Google's Intelligence Designer(technologyreview.com) |
Google's Intelligence Designer(technologyreview.com) |
I think the article must have overlooked significant activity in training learning systems to play games well. The glaring omission for me was Neurogammon (1987), later TD-Gammon (1992), developed by Gerry Tesauro and colleagues (http://en.wikipedia.org/wiki/TD-Gammon).
Neurogammon was, at the time, a sensation at the same conference the article coyly refers to as "a leading research conference on machine learning." The paper has almost 1000 citations. A curious omission.
It's really a sad comment on the state of reporting at MIT Tech Review that you learn more about the tech from a youtube video than from an article.
(My complaint is not with the DeepMind people, it's with the article, which should put the work in context.)
I mean, to what extent did they restrict what it means to be an "arbitrary game"? I highly doubt their software can play Pictionary, for instance, but I haven't found anything that really explains their limitations.
Because of this, I am leaning towards the cynical and assume it's just hype, and not actually that incredible.
It's not any less impressive though, to my knowledge no one had done anything like that before. That is, beating video games with raw video data and reinforcement learning.
http://arxiv.org/abs/1312.5602
I'll just quote their introduction instead of trying to summarize the paper:
"Our goal is to create a single neural network agent that is able to successfully learn to play as many of the games as possible. The network was not provided with any game-specific information or hand-designed visual features, and was not privy to the internal state of the emulator; it learned from nothing but the video input, the reward and terminal signals, and the set of possible actions—just as a human player would. Furthermore the network architecture and all hyperparameters used for training were kept constant across the games.

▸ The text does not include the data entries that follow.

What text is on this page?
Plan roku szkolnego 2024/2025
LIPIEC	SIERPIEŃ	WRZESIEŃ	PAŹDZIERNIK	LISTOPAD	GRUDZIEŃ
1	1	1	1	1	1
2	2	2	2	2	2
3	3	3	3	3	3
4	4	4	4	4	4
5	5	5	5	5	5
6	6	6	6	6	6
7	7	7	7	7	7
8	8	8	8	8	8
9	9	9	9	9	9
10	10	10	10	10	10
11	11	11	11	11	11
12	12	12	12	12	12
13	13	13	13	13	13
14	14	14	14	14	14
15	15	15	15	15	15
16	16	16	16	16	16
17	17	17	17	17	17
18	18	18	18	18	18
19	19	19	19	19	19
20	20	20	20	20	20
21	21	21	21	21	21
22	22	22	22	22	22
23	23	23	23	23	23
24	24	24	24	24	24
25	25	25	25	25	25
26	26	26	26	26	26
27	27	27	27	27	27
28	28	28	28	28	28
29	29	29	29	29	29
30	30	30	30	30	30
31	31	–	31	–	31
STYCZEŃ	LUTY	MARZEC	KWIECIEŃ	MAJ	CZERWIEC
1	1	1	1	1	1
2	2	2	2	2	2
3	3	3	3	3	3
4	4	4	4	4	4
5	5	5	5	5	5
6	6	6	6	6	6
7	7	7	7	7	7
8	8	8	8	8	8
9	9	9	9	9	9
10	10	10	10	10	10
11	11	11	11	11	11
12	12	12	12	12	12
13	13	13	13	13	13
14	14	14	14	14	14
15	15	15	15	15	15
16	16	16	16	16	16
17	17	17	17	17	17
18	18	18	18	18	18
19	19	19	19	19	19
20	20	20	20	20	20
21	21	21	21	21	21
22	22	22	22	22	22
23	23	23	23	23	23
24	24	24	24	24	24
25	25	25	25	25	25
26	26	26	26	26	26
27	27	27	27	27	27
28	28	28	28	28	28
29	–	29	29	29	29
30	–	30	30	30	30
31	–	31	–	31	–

So far the network has outperformed all previous RL algorithms on six of the seven games we have attempted and surpassed an expert human player on three of them."
The paper does a good job going over related work (section 3), beginning with the example I gave.
Murphy created an agent that can play arbitrary games by inspecting the RAM and attempting to maximize the score.
See also this writeup on Ars Technica - http://arstechnica.com/gaming/2013/04/this-ai-solves-super-m...
What a time to be alive.
Or, industry types are looking for the next big thing, after "big data," and have rebranded neural networks as "deep learning"?
I don't mean to be too cynical, but I still don't understand if "deep learning" represents any meaningful advance besides the ML and EE communities finding the benefits of a certain amount of structure, which is already well established in other lines of research.
IIRC (forgive me, I read the paper a few weeks ago) the solution is at its core a reinforcement learning system, with the deep net only making up the component that predicts reward from a (state, action) pair. With that in hand, there remains the non-trivial RL problem of balancing "exploration vs exploitation" in learning good strategies to play the game(s). While NN's have been used in this capacity before, I believe that, as other comments have mentioned, using a deep net to learn to map a high-dimension state-action space (e.g,the state of the game represented as pixels of the screen at a particular time) to expected reward in real time was indeed an advance, both theoretical and technical.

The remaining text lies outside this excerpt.